I’m actually tempted to put up some Scripture verses in a bar somewhere to see what reaction they would get from people, getting a biblical perspective on alcohol usage. That would be fun and interesting, I think.
Kennethos,
I’m glad you posted. I think this is a worthy discussion, but–so far–no one is engaging.
Health-related teetotalism is permissible, BUT only if the person has a legitimate reason to believe that normal enjoyment of God’s gift would affect his or her health adversely. If someone were to cite health as a justification for teetotalism, I would have to ask them, “on what basis do you conclude that teetotalism is necessary for your health?”
I’m sure there are very valid health-related reasons, but I’ve met very few people who can actually claim those reasons for themselves.
KWR
I agree with most of what you said, but I am curious how you would answer the objections you anticipated, particularly #1.
Thanks for the interesting posts!
Shouldn’t you use scripture more often than you do? (which is VERY rarely)
Alcohol is not inherently wrong, and you are right on that issue, but it CAN be wrong in more instances than you listed.
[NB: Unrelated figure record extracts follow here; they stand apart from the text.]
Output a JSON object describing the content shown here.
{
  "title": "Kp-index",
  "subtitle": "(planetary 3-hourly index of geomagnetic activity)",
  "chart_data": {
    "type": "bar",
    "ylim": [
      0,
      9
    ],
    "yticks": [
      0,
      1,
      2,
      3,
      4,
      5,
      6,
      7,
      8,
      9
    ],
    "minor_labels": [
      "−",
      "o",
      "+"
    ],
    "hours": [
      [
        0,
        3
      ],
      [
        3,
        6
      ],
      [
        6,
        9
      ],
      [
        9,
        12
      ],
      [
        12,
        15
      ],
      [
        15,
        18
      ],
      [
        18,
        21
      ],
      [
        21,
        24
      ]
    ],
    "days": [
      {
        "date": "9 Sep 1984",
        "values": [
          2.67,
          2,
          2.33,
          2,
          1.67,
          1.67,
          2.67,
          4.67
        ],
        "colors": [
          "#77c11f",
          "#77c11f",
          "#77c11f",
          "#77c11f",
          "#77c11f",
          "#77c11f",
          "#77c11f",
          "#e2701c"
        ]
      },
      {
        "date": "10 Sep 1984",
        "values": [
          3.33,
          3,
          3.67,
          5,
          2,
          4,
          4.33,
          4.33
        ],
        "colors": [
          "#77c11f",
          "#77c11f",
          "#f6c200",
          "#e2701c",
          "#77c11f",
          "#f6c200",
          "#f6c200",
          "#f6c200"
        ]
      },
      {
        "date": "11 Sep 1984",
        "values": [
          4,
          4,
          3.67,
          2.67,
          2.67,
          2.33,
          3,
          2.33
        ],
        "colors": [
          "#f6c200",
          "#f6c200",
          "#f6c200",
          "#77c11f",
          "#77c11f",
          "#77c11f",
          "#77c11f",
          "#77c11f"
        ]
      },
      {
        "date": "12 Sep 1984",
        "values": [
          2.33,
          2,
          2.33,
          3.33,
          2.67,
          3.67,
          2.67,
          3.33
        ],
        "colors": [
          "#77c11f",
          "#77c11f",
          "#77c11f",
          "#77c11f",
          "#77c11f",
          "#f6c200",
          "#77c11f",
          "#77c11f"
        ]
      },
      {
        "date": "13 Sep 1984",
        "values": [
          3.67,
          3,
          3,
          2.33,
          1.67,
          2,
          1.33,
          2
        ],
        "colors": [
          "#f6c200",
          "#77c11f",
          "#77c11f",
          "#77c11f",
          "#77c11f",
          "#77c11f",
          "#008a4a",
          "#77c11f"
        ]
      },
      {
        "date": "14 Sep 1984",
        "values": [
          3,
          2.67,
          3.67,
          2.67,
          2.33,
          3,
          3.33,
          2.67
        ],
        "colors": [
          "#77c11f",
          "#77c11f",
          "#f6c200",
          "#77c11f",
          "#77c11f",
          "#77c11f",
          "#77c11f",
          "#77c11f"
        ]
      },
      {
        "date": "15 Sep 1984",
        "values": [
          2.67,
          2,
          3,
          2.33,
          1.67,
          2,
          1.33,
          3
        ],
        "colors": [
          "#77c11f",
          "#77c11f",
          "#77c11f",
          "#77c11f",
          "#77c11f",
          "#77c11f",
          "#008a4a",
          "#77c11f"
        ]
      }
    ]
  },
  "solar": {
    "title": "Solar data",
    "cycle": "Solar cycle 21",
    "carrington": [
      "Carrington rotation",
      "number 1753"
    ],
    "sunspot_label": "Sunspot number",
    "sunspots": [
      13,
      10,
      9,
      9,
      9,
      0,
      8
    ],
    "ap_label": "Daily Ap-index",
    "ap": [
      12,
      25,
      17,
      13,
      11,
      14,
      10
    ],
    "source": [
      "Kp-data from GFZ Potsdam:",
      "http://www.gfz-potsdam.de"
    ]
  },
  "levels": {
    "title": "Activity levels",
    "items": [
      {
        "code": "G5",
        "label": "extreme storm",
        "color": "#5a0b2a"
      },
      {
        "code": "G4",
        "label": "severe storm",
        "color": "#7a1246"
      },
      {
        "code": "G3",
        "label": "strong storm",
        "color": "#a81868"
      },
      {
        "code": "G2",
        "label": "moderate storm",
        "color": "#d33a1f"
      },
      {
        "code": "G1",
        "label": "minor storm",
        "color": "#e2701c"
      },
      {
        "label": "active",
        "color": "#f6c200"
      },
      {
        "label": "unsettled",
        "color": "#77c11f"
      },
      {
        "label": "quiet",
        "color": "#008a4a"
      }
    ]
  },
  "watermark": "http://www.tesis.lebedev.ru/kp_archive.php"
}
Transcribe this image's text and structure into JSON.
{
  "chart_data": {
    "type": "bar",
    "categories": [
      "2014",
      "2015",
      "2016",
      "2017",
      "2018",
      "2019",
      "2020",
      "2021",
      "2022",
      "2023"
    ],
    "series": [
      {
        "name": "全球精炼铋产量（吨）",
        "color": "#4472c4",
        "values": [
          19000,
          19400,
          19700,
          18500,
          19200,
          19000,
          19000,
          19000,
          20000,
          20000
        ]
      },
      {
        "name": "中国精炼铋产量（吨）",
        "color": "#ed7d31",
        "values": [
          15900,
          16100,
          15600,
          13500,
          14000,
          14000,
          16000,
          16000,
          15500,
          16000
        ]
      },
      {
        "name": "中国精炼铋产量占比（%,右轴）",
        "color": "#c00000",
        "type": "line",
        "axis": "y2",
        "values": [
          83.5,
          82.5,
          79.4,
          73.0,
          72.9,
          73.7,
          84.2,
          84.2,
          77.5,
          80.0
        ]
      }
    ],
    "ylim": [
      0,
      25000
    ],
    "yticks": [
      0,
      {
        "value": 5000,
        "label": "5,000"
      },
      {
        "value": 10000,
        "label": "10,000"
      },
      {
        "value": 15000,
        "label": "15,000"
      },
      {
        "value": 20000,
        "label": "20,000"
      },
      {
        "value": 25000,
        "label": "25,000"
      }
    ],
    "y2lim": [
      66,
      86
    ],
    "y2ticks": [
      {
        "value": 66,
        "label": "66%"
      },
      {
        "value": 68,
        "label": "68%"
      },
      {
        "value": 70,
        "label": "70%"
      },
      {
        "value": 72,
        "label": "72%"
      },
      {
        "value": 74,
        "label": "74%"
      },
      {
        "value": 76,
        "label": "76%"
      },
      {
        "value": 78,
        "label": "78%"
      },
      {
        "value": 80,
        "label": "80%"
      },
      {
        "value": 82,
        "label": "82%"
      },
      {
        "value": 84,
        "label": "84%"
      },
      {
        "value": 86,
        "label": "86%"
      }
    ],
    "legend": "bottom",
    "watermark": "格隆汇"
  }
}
If you drink around weaker Christians who have problems with alcohol YOU ARE SINNING. Since alcohol problems are MUCH more common today than they were in apostolic times….it might be best not for Christianity to be associated with alcohol in modern times. You must be more concerned about how the church is viewed than a few hours of entertainment.
If one needs to resort to drinking to fill some void it should be done carefully.
Telling Christians that we should drink because we are sad is…..dishonest. When one loses the joys they previously had with Christ they tend to resort to entertainment to fill the void. Things like television, movies, and sports are essentially vain but not necessarily wrong. We should only promote the things which are excellent.
I am not above such vain things, but I wish I was.
Telling Christians they need a distraction is……dishonest.
Alcohol is FAR easier to buy these days than it was then. We need to understand alcohol is different in the context of our society than it was in the context of the apostles society.